Worst Jokes Ever

Worst Jokes Ever

Your hairline is so big, Niagara Falls said, "Oh, looks like we've got some competition!"

My friend was playing a game and said he was fighting cultists, so I said Kanye's fanbase.

There was a math teacher on a plane that crashed. What was the last thing that went through their head?

A pentagon.

What do emos and apples have in common? They both hang from trees.

Why is 6 scared of 7? Because 7 8 9.

But why is 10 scared? Because he is in the middle of 9/11.

I might slide up to your block with intelligence. I'm a genius with a glock. There's some relevance. Took his chain, took his rocks. Took his sediments. There's no cap inside my speech. No impediments.

Putting numbers on the board, I use my calculator. Put a opp below the floor, he's a denominator. E = mc2, you didn't notice that? Had the shot, but he's too scared. Why didn't he buss it back?
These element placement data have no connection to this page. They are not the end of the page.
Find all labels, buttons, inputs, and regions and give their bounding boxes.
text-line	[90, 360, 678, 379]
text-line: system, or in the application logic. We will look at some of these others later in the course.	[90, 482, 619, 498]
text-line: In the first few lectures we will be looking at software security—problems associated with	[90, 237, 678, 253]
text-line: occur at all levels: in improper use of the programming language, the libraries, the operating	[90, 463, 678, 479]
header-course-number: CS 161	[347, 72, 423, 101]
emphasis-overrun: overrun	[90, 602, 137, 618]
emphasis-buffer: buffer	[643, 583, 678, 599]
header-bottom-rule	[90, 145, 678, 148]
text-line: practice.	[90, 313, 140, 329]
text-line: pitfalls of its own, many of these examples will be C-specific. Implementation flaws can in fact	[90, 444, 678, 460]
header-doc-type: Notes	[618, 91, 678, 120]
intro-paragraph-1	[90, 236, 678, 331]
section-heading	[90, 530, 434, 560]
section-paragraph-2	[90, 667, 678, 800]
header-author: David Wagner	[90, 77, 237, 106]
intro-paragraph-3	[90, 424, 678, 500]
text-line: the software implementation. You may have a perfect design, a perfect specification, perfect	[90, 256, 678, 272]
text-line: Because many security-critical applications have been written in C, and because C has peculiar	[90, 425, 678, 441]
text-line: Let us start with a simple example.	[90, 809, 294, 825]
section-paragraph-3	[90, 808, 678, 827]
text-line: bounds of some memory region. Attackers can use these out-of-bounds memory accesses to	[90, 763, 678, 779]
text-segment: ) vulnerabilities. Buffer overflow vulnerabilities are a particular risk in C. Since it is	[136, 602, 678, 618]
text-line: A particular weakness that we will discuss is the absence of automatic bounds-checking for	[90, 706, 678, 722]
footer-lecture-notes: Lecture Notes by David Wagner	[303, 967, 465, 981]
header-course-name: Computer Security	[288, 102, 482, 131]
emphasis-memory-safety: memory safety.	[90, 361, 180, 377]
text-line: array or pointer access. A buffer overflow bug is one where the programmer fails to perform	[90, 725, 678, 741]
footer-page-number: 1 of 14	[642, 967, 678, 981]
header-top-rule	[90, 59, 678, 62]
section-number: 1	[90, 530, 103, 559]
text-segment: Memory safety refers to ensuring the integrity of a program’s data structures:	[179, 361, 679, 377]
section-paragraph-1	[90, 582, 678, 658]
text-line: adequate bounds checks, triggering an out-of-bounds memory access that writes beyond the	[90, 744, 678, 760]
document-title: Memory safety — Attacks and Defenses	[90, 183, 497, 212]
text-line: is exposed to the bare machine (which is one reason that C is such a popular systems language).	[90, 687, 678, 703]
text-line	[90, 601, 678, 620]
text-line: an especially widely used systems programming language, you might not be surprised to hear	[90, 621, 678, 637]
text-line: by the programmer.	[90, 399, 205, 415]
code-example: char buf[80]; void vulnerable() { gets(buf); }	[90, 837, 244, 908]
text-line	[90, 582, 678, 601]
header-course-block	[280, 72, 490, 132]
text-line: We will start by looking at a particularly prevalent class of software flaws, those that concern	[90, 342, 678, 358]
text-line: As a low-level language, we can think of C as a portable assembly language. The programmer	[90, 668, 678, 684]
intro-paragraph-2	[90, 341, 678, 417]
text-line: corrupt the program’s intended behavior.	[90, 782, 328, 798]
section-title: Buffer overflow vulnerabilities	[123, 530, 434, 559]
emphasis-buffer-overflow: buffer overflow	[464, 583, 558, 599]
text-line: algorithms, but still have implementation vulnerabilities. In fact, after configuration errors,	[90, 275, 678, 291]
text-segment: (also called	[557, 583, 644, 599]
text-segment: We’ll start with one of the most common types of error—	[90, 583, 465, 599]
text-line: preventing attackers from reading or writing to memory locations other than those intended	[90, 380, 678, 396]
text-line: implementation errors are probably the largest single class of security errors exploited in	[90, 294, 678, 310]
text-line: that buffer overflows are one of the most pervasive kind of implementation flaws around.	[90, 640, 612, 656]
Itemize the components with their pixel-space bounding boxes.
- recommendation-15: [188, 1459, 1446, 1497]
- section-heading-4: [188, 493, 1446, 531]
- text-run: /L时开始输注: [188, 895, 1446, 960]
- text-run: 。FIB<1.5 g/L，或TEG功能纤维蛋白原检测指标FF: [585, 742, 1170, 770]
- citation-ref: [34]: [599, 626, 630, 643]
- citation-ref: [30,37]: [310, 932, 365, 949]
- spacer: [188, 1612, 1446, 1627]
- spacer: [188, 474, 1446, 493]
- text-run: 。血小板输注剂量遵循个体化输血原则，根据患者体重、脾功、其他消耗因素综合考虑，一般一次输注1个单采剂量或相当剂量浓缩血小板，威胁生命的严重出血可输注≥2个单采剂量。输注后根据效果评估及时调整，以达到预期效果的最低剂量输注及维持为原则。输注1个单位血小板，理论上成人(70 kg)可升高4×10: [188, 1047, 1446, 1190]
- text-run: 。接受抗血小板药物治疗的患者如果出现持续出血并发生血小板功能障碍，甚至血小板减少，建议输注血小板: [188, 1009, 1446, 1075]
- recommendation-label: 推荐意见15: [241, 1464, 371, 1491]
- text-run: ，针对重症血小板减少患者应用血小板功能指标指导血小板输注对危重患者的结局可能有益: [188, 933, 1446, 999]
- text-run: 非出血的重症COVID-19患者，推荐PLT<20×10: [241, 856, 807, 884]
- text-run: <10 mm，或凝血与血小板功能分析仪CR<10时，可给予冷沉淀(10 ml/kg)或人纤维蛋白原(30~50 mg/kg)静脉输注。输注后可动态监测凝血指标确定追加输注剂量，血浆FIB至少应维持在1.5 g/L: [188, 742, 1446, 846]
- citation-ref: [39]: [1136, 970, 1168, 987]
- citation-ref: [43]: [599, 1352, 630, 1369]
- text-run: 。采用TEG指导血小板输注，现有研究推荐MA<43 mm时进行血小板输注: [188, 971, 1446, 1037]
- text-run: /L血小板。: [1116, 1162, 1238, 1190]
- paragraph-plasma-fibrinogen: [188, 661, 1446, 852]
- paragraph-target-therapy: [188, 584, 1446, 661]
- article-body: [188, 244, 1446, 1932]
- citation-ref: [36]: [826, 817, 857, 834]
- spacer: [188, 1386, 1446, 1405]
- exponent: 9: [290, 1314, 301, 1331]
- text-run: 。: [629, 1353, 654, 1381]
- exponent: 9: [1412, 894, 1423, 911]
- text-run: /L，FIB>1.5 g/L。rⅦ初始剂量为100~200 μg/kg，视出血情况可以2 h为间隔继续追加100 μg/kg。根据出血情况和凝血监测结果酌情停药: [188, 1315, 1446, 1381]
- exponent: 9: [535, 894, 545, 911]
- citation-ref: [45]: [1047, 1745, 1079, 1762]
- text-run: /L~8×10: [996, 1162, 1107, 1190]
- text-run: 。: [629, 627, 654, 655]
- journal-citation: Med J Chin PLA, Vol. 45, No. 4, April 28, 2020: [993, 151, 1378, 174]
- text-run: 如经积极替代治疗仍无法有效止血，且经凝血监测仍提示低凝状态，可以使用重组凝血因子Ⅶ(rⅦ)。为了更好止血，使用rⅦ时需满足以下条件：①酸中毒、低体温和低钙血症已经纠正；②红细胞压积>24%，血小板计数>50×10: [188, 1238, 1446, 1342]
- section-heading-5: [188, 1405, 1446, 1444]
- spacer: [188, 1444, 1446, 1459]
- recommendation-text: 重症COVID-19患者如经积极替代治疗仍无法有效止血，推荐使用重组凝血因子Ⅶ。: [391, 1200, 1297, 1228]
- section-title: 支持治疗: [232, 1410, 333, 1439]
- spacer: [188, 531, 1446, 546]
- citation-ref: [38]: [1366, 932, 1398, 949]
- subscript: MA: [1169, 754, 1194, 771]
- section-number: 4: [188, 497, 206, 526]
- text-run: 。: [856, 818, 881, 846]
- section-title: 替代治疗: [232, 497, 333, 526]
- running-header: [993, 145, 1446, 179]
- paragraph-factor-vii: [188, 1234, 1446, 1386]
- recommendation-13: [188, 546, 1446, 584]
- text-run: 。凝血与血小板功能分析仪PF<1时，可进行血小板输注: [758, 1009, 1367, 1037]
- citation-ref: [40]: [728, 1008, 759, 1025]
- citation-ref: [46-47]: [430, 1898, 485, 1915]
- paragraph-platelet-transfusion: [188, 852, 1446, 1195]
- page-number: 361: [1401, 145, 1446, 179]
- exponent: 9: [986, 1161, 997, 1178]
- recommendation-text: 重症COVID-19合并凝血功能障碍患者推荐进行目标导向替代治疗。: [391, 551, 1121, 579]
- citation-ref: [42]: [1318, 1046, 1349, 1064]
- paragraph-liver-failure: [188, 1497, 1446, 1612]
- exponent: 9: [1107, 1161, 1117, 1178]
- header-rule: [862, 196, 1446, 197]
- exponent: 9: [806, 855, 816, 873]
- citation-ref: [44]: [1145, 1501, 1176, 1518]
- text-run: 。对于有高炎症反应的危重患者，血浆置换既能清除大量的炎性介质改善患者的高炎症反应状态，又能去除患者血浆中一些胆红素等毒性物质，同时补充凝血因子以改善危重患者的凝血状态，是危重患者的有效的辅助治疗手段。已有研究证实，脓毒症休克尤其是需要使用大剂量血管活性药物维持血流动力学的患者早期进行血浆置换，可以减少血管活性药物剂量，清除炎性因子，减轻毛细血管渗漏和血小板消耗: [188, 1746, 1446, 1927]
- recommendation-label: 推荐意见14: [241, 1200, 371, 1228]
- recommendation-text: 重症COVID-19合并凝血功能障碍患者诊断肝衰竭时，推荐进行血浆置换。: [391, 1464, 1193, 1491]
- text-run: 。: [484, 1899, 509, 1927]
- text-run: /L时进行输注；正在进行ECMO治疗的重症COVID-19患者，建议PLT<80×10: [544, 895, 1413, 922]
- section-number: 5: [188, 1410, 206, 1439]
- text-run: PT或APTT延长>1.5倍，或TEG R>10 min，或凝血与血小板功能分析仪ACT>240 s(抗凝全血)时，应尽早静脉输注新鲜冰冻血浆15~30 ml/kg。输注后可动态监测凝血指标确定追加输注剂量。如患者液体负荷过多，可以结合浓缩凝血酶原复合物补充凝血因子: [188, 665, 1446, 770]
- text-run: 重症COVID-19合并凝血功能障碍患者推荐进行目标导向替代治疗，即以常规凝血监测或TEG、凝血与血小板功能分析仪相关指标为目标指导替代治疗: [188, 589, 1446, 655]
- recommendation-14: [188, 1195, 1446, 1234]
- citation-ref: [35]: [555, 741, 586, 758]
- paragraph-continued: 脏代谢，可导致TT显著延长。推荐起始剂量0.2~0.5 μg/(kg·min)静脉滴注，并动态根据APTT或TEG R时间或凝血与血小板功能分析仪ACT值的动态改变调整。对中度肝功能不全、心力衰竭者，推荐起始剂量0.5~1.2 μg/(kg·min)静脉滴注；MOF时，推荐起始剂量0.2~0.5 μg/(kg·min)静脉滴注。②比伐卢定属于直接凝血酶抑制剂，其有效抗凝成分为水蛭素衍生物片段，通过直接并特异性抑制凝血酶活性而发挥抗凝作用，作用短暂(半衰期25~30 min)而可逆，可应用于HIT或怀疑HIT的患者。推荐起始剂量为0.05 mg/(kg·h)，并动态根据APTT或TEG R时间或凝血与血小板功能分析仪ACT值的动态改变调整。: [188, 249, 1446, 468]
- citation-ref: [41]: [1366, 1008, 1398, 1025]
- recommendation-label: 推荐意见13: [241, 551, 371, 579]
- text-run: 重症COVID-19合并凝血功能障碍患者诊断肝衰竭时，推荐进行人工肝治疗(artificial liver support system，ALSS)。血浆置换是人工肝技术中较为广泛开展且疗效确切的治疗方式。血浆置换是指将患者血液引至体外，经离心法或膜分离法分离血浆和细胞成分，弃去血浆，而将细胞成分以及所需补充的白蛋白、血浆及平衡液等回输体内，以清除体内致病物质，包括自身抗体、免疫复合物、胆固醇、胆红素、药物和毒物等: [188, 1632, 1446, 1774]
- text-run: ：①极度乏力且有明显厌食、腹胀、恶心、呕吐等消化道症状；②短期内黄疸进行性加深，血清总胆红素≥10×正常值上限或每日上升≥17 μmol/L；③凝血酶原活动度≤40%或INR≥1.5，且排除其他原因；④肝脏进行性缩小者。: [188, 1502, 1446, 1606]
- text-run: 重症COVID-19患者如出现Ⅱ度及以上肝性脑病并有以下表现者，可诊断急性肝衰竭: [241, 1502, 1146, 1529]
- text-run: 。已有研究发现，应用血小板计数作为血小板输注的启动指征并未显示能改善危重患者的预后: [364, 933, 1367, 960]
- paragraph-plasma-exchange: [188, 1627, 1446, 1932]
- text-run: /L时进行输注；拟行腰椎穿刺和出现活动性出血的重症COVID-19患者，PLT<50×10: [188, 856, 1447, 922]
You should always wash your sex toys. That’s why priests invented baptism.

A man was about to go into the bar with his dog when he realized the sign said, “No pets allowed!” He was about to walk away when another guy walked up with his dog. The 2nd man put on dark shades and said, “Just pretend you're blind!” He walked in with his dog, got a drink, then left.

The 1st man did the same thing, but when he walked in, the bartender said, “You know your ‘guide dog’ is a chihuahua, right?”

The man said, “They gave me a damn Chihuahua?!”